The Company may choose to deliver certain statutory materials relating to the
Plan in electronic form.  By accepting the RSUs, you agree that the Company may
deliver the Plan prospectus and the Company’s annual report to you in an
electronic format.  If at any time you would prefer to receive paper copies of
these documents, as you are entitled to, the Company would be pleased to provide
copies.  Please contact the Company’s Secretary to request paper copies of these
documents.

Code Section 409A

The Agreement is intended to be exempt from or, to the extent subject thereto,
to comply with Section 409A of the Code (“Section 409A”), and, accordingly, to
the maximum extent permitted, the Agreement will be interpreted and administered
to be exempt from or in compliance with Section 409A.  Each installment of RSUs
that vest under this Agreement (if there is more than one installment) will be
considered one of a series of separate payments for purposes of Section
409A.  Any payments described in the Agreement that are due within the
Short-Term Deferral Period will not be treated as deferred compensation unless
Applicable Laws require otherwise.  To the extent required to avoid accelerated
taxation and tax penalties under Section 409A, amounts that would otherwise be
payable and benefits that would otherwise be provided pursuant to the Agreement
during the six (6)-month period immediately following the Grantee’s Separation
from Service will instead be paid on the first payroll date after the six
(6)-month anniversary of the Grantee’s Separation from Service (or the Grantee’s
death, if earlier).

Furthermore, notwithstanding anything in the Agreement to the contrary, in the
event the RSUs are characterized as deferred compensation under Section 409A,
and pursuant to which settlement and delivery of shares of Stock relating to the
RSUs is triggered based on a Change in Control, in no event will a Change in
Control be deemed to have occurred for purposes of such settlement and delivery
of shares of Stock if the transaction is not also a “change in the ownership or
effective control of” the Company or “a change in the ownership of a substantial
portion of the assets of” the Company as determined under Treasury Regulation
Section 1.409A-3(i)(5) (without regard to any alternative definition
thereunder).  If the RSUs are characterized as deferred compensation under
Section 409A and are not settled and delivered on account of the provision of
the preceding sentence, the settlement and delivery shall occur on the next
succeeding settlement and delivery triggering event that is a permissible
triggering event under Section 409A.  No provision of this paragraph shall in
any way affect the determination of a Change in Control for purposes of vesting
of RSUs that are characterized as deferred compensation under Section 409A.

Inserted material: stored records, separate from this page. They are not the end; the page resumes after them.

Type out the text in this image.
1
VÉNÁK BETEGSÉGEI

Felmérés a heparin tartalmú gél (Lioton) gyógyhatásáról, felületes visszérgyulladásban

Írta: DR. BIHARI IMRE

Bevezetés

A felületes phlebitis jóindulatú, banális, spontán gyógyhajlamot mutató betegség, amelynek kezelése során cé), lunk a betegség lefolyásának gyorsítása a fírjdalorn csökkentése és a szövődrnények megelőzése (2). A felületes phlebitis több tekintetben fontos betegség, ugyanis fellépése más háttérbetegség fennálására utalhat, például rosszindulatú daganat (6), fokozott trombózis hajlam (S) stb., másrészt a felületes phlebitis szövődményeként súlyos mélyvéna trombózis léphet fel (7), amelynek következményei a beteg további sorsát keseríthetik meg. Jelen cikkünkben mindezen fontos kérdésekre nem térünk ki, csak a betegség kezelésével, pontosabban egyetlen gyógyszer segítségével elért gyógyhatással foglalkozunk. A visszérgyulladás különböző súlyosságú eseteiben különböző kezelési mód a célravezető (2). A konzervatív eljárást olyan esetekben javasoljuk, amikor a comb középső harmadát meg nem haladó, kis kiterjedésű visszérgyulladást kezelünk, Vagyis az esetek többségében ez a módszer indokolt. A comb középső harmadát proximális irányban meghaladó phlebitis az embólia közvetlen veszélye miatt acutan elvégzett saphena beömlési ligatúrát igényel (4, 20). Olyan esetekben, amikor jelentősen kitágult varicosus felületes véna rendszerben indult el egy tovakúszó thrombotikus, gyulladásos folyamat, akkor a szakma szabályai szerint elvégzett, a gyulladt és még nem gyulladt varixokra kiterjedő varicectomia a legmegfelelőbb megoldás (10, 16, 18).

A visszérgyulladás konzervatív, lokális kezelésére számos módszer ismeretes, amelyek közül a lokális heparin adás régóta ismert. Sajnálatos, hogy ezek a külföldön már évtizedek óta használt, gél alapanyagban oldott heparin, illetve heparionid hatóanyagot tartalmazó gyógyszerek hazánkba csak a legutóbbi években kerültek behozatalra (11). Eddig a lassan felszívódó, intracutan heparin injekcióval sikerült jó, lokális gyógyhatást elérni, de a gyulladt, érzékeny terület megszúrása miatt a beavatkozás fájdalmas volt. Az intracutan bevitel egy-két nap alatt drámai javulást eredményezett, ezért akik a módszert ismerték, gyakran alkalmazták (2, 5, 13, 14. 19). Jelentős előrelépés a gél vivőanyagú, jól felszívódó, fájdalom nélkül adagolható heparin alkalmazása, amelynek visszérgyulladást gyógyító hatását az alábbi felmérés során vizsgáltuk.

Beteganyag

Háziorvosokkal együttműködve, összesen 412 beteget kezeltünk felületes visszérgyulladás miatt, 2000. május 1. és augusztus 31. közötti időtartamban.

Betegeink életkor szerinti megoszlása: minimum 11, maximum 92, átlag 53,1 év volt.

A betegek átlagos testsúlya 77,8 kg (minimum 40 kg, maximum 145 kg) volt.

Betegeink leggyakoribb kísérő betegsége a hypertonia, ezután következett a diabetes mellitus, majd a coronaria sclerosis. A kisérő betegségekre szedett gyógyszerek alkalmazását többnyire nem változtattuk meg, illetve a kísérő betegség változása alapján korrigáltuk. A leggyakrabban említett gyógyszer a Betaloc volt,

Notwithstanding the foregoing, neither the Company nor the Board or Committee
will have any obligation to take any action to prevent the assessment of any
excise tax or penalty on any Grantee under Section 409A, and neither the Company
or an Affiliate nor the Board or the Committee will have any liability to any
Grantee for such tax or penalty.

By accepting this Agreement, you agree to all of
the terms and conditions described above and in the Plan.